When a user initiates a prompt, instead of passing it (without additional context) to the LLM, we augment it with additional context:
- The user prompt is passed into the same ML model used for our dataset, returning a vector embedding representation of the query.
- This embedding is used as the query (semantic search) against the vector database, which returns similar vectors.
- These vectors are used to look up the content they relate to (if not embedded directly alongside the vectors as metadata).
- This content is provided as context alongside the original user prompt, providing additional context to the LLM and allowing it to return an answer that is likely to be far more contextual than the standalone prompt.
Visit the RAG tutorial using Workers AI to learn how to combine Workers AI and Vectorize for generative AI use-cases.

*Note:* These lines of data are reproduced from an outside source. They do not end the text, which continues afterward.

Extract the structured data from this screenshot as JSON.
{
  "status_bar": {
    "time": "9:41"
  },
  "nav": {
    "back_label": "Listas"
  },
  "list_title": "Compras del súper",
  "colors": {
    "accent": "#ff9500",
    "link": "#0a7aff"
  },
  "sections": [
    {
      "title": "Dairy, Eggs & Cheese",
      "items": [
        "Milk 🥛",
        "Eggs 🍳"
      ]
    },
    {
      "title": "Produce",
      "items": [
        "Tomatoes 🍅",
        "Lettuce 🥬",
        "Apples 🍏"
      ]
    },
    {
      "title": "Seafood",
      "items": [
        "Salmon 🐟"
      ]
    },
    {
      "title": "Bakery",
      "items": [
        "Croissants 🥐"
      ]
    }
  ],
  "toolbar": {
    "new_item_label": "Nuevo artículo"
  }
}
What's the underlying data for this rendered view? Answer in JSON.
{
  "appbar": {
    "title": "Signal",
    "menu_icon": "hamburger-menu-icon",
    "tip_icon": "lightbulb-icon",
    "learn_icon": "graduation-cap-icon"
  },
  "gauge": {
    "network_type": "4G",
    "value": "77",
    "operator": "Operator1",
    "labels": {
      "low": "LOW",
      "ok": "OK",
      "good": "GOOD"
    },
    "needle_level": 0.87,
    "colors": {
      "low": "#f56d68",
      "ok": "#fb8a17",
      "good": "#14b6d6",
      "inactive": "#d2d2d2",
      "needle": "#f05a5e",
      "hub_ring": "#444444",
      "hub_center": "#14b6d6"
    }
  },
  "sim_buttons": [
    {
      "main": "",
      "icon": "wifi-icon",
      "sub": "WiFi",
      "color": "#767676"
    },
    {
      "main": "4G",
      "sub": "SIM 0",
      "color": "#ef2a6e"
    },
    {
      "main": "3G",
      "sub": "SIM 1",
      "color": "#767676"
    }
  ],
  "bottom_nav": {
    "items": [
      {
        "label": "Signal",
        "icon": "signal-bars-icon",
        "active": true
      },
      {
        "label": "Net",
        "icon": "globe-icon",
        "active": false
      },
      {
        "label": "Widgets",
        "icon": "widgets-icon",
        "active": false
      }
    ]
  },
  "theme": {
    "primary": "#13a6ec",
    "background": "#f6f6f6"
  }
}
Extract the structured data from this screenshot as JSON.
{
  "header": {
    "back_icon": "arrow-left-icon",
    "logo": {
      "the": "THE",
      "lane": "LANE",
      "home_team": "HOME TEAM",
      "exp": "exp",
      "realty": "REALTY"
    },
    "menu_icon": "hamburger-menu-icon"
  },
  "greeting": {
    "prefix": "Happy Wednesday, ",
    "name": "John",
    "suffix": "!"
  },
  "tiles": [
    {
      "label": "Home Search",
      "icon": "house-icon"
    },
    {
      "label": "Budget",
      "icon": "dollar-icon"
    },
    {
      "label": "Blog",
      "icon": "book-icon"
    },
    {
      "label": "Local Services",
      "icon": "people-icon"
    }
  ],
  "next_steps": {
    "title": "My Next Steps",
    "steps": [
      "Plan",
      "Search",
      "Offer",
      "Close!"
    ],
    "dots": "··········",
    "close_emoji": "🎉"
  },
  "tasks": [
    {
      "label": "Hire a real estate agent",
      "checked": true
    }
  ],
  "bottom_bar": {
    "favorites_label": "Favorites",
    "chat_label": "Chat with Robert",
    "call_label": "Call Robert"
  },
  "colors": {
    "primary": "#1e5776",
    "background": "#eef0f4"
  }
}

1 You can learn more about the theory behind RAG by reading the RAG paper
Terminology
Databases and indexes
In Vectorize, a database and an index are the same concept: each index you create is separate from other indexes you create. Vectorize automatically manages optimizing and re-generating the index for you when you insert new data.
Vector Embeddings
Vector embeddings represent the features of a machine learning model as a numerical vector (array of numbers). They are a one-way representation that encodes how a machine learning model understands the input(s) provided to it, based on how the model was originally trained and its’ internal structure.
For example, a text embedding model available in Workers AI is able to take text input and represent it as a 768-dimension vector. The text This is a story about an orange cloud, when represented as a vector embedding, resembles the following:
[-0.019273685291409492,-0.01913292706012726,<764 dimensions here>,0.0007094172760844231,0.043409910053014755]
When a model considers the features of an input as “similar” (based on its understanding), the distance between the vector embeddings for those two inputs will typically have a short distance between them.
Dimensions
Vector dimensions describe the width of a vector embedding: the number of floating point elements that comprise a given vector.
The number of dimensions are defined by the machine learning model used to generate the vector embeddings, and how it represents input features based on its internal model and complexity. More dimensions (“wider” vectors) may provide more accuracy at the cost of compute and memory resources, as well as latency (speed) of vector search.
Refer to the dimensions documentation to learn how to configure the accepted vector dimension size when creating a Vectorize index.
Distance metrics
The distance metric an index uses for vector search defines how it determines how “close” your query vector is to other vectors within the index.
- Distance metrics determine how the vector search engine assesses “similarity” between vectors.
- Cosine, Euclidean (L2), and Dot Product are the most commonly used distance metrics in vector search.
- The machine learning model and type of embedding you use will typically determine which distance metric is best suited for your use-case.
- Different metrics determine different scoring characteristics. For example, the
cosinedistance metric is well suited to text, sentence similarity and/or document search use-cases; whereaseuclideancan be better suited to image or speech recognition use-cases.
Refer to the distance metrics documentation to learn how to configure a distance metric when creating a Vectorize index.